Tuesday, June 30, 2015

KOENIGSEGG REGERA

Koenigsegg has built fewer cars during its entire existence than Ferrari produces in a single week, and yet the Swedish hypercar manufacturer has become disproportionally adept at winning headlines.
The figures are somewhere beyond being merely intimidating. The Regera follows the example set by the McLaren P1, the Ferrari LaFerrari, and the Porsche 198 by using a hybrid drivetrain, albeit one completely unlike anything we’ve seen before. It uses both a twin-turbocharged 5.0-liter V-8 engine and three electric motors for a total combined output of 1.11 megawatts, which converts to 1509 metric horsepower—or 1489 horsepower on America’s SAE measuring stick. Koenigsegg claims the 0-to-400-kph (249 mph) acceleration time of less than 20 seconds makes the Regera—Swedish for “to reign”—the fastest-accelerating car in the world.
We’ll get to the powertrain in a second—trust us, it’s better to take a run-up—but first, a word about the design. Perhaps the most amazing thing about the styling is that Koenigsegg did it almost entirely in-house and with no professional designers. The Regera is intended to be a more luxurious alternative to the existing Agera model. From the front, it does look almost completely different—you could call it understated by Koenigsegg’s standards. The side and rear profiles are dominated by the aero channels and the huge deployable rear wing.
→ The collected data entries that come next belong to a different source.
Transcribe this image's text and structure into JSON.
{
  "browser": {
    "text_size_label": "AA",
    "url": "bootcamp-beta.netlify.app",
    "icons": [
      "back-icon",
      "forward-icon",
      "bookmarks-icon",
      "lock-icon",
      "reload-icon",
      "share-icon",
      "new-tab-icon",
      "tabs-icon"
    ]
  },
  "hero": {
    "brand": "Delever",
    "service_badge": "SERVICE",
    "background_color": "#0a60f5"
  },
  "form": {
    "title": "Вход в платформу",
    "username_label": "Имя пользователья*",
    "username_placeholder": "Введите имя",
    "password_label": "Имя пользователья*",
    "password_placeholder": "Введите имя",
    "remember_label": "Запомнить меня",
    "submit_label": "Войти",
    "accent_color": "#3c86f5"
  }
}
The cabin is the biggest surprise; Koenigsegg’s previous models have all had cockpits like blinged-up Group C racers, but the Regera looks plush and spacious by comparison, the big central display screen even features Apple CarPlay.
  

Out Go the Gears

And now on to the drivetrain. The gasoline side features the novel Koenigsegg Direct Drive transmission: In effect, a single-speed gear reduction for the mighty V-8 engine. Between the engine and the 2.85:1 rear final drive there’s no conventional gearbox, just a hydraulic coupling that, when closed, links the two directly. Below 30 mph, this can slip slightly, but it isn’t a proper clutch and won’t provide propulsion at very low speeds where the Regera relies instead on its electric motors. Above 30 mph, the Regera’s engine speed and wheel speed rise in direct proportion, with the engine’s 8250-rpm redline corresponding to the top speed of 249 mph. (Honda’s Accord hybrid and Accord plug-in hybrid) use single-speed transmissions that are similar in concept, although we wouldn’t be surprised if Christian von Koenigsegg wasn’t even aware of the existence of those 114-mph family sedans.)
Koenigsegg Direct Drive might sound like the solution to a nonexistent problem, but the company claims that the lack of a conventional gearbox both saves weight and reduces the power lost to the driveline by over 50 percent compared to a traditional transmission. And the electric motors provide the ability to fill in where the V-8 is producing less power and also to add extra performance on top of it, all the way to the Regera’s top speed. There are three YASA axial flux motors, which are lighter than the more common radial flux motors. Two 241-hp versions drive the rear wheels—and provide torque vectoring—and a 215-hp motor on the crankshaft supplies torque fill and also acts as both a generator and a starter motor.
The 620-volt battery pack sits in the chassis backbone where it takes up 2.4 cubic feet of space and weighs 254 pounds. Koenigsegg says it’s the most power-dense battery pack created for a road car, with a 9.27-kWh capacity. Prodigious flow rates—up to 671 horsepower can be supplied during full acceleration and 201 horsepower can be absorbed during regenerative braking. And, yes, the provision of a 3-kW onboard charger means that the Regera is a plug-in, with a claimed electric-only range of 22 miles. We’re told the entire transmission including the electric motors and the battery pack adds just 194 pounds to the Regera’s weight compared with its mass if it had been built with just the V-8 and the company’s existing seven-speed automated transmission.

Unique Among Hypercars

“This is of course very different to what people are used to in sports cars,” admitted company founder Christian von Koenigsegg, adding, “It’s nice to shift down, hear the engine howl and then shoot off. However, given the massive electrical support and the power of the internal-combustion engine over 2500 rpm, the experience is otherworldly. At low rpm, the engine will still feel truly monstrous as the combined torque is unbelievable. The fun of shifting down and planning for the acceleration is quickly forgotten and not missed. It needs to be experienced.”
Good luck with that final point. Just 80 Regeras will be produced, each one commanding a starting price of $1,890,000 before any taxes or fees. That sum is heady, sure, but it also seems like an odd sort of bargain when the track-only P1 GTR costs more than $3 million. And then there's this: The Regera will be offered in the U.S. as a fully federally compliant model, probably early next year.